If Brahms produced a yet finer sequel to Op.18 in the G major Sextet (a finished work as opposed to a sketch, as has perhaps misleadingly been claimed), its superiority is underlined by a seemingly small aspect of the performances here which proves to have rather far-reaching consequences. Presumably in the interests of democracy, each of the group’s violinists gets a chance to lead. Whereas the pairs of violas and cellos are tonally quite closely matched, this is less true of the violins. In Op.36 the first violin is Monica Huggett’s, whose consistently sweet tone sits on top of the ensemble beautifully and effortlessly. By contrast, Pavlo Beznosiuk produces what might politely be called a more ‘throaty’ sound; for the higher registers of Op.18, which he leads, this results in a less well integrated soundscape, a situation not helped by the fact that his intonation is occasionally less than 100% accurate. Inevitably, in music whose density necessarily produces regular doublings, usually at the octave but even (perhaps unwisely on Brahms’s behalf?) in unison, intonation must be a major concern. The opening bars of the Poco adagio of the G major Sextet pose a related but somewhat different problem. Only three instruments are playing, violin 2 and viola 1 supporting the melody in violin 1 in accompanimental figures which are shadowing each other in ‘unscharfe Unisono’ (unsharp unison), to borrow the phrase Adorno coined for Mahler’s late works. An extraordinarily interesting effect, it warrants more care in both tuning and balance than it receives here. If all this seems hypercritical, it is because Hausmusik faces stiff opposition from its modern-instrument rivals, notably in the same pairing of works performed on Hyperion (CDA66276) by the Raphael Ensemble, recorded in 1988.

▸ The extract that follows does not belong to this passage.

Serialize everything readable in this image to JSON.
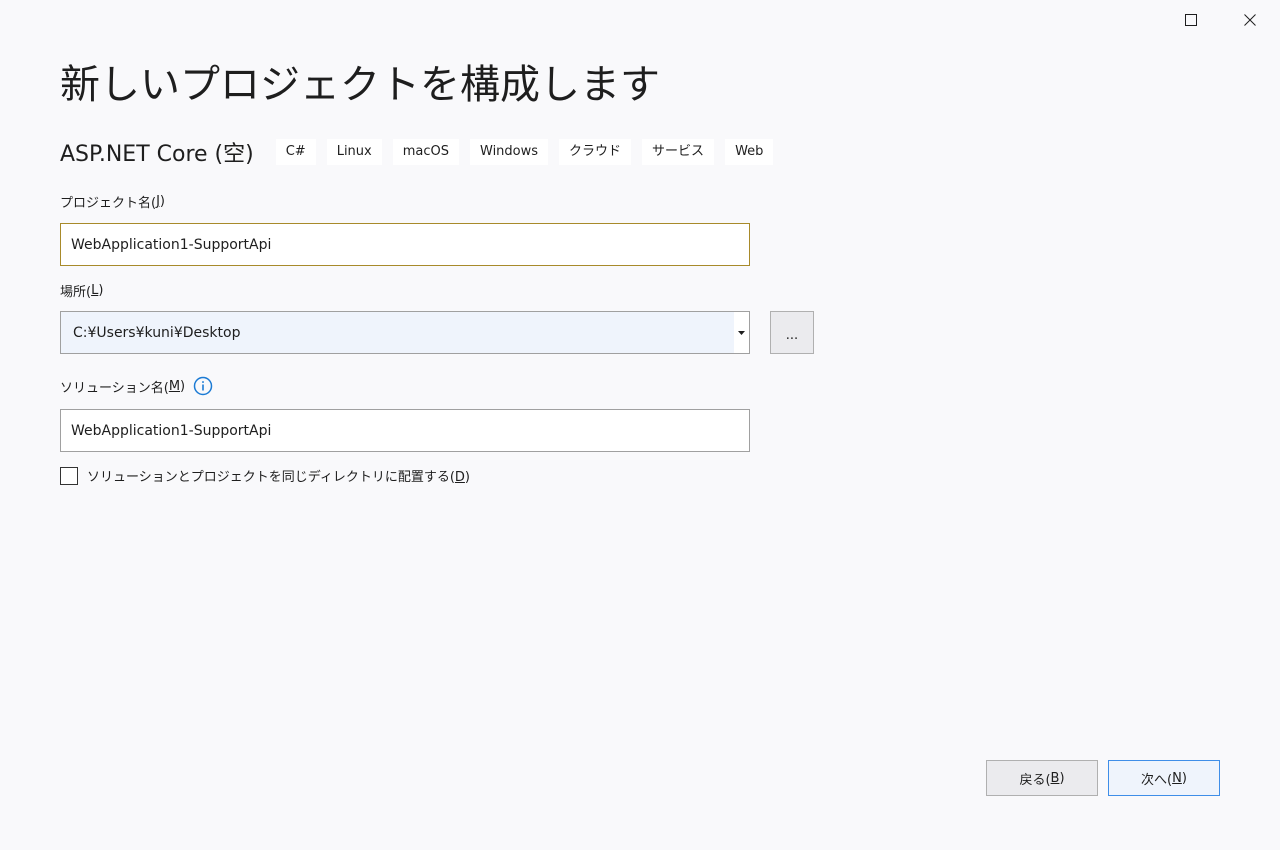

For me, the Raphael remains the benchmark, and random side-by-side comparisons only served to confirm my admiration for the earlier performances. One area where period-instrument string playing often wins outright is in the sheer range of colours explored, either via the left hand (rapidity or width of vibrato, application of portamento) or the right (note shaping through varied bow speed or pressure). Surprisingly, the Raphael Ensemble is more resourceful in these respects than Hausmusik: maybe not everyone will warm to their occasional spurning of vibrato altogether, but the effect can be magical. Nor does Hausmusk quite match the unbuttoned vitality that the Raphaels bring to the central Presto giocoso of the Scherzo from the G major Sextet, nor the Mendelssohnian lightness of touch they apply to its outer sections, an erstwhile piano gavotte which Brahms raised to an altogether higher plane here. And then there’s the last movement of the G major, a far more convincing finale than that of the first sextet. In terms of clinical statistics, only twelve or so seconds separate these two readings, yet you would swear it were more! Hausmusik is slightly slower, but it is more that their mood sounds just too careful. For infectious music-making in this movement, following on the heels of a most lovingly played and perfectly paced Poco adagio, the Raphael brush off all competition. Hausmusik’s accounts are well worth hearing, and they are far more than interesting historically-informed documents (though they are that too!). But ‘good’ is not enough, when superlative accounts such as those on Hyperion can be yours.